Qualquer vocabulário que venha da sociologia, da cidadania, da religião, da reflexão, tem que priorizar os seres humanos. Priorizar o ser humano para resgatar nele o melhor. Mas o que se está fazendo? Ajuda ou controle? A moda é vasculhar a vida do outro e da outra até o limite, mostrar todo o lado das fraquezas, até que a pessoa renuncie ao seu eu, até que se torne o eu dos outros.
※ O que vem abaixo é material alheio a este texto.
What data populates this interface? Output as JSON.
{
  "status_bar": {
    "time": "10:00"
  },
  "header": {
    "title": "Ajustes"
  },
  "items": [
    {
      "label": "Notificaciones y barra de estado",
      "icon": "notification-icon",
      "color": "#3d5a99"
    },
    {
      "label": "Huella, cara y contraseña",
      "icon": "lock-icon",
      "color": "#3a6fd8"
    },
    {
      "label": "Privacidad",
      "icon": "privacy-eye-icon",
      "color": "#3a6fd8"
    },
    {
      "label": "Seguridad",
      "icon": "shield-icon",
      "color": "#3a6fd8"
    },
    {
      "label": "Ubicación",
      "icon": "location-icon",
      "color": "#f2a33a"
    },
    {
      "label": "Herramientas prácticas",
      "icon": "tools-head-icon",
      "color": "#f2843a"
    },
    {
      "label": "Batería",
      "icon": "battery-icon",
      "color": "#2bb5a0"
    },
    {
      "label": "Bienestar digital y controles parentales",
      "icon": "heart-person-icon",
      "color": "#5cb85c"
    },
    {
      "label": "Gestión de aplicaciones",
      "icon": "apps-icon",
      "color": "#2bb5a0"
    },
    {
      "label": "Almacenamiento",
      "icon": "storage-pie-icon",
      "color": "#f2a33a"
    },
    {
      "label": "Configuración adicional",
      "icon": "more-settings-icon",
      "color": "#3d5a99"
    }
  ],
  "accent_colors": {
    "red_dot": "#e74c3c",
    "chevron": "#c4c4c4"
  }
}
Vamos ter a coragem de ouvir no plural! Precisamos ter a grandeza de ouvir no plural e não apenas no pensamento único. Vamos aprender a ter lucidez crítica, nem que isto tenha consequências. “Quem come o fruto do conhecimento e do espírito crítico sempre é expulso de algum paraíso”.

Ser franciscano e ser franciscana é ter a força fraterna; é ser aquele e aquela que tem em primeiro lugar as pessoas humanas em seus propósitos, e prioritariamente os descriminados. A força motriz na convivência fraterna franciscana é a fraternidade. Nosso lema não é o ódio, mas a justa medida das relações. Hoje, a visibilidade do ódio dos que conseguiram o seu lugar privilegiado é dizer: negros, índios, pobres, militantes dos direitos humanos, ambientalistas, fiquem lá no seu cantinho e não nos incomodem! Caso contrário, vamos fazer uma delação premiada! Vamos acusar vocês de alguma coisa, até porque a delação premiada é um conceito religioso que veio da Inquisição católica: se você acusar alguém será contrito e perdoado. E o pior, a delação premiada está dentro de nossas casas e de nossas Fraternidades!

Tenha coragem de mudar e de dizer que errou no seu modo de pensar, porque não leu e não se preparou para a verdade dos fatos. Muita gente não tem coragem de dizer que errou e por isso fica quieta; ou não tem a coragem de perceber que está errado e compactua com o erro dos outros para reforçar uma opinião que não tem.

Ontem, no século XIII, tínhamos São Francisco de Assis que foi dar um libertador abraço no leproso. Gosto demais da afirmação de Frei Rodrigo Peret, OFM, que a coisa mais linda deste abraço foi revelar quem estava mais doente: o que tinha a lepra ou o que tinha nojo do leproso? Francisco estava mais doente porque tinha nojo do leproso; porém, Francisco de Assis saiu da doença de ter nojo e mudou o mundo. Então, saia do nojo e do preconceito e medo que você tem e mude o mundo!

Hoje, no século XXI, temos o Francisco de Roma, que vem nos mostrar a humildade de reconhecer onde erramos e ensinar que temos que aprender com os nossos erros. Os dois Franciscos, mais do que nos ajudarem a lutar para melhorar o mundo, nos ensinam que temos que estar bem dentro e junto com o mundo e, a partir daí, transformar o mundo em Reino de Deus.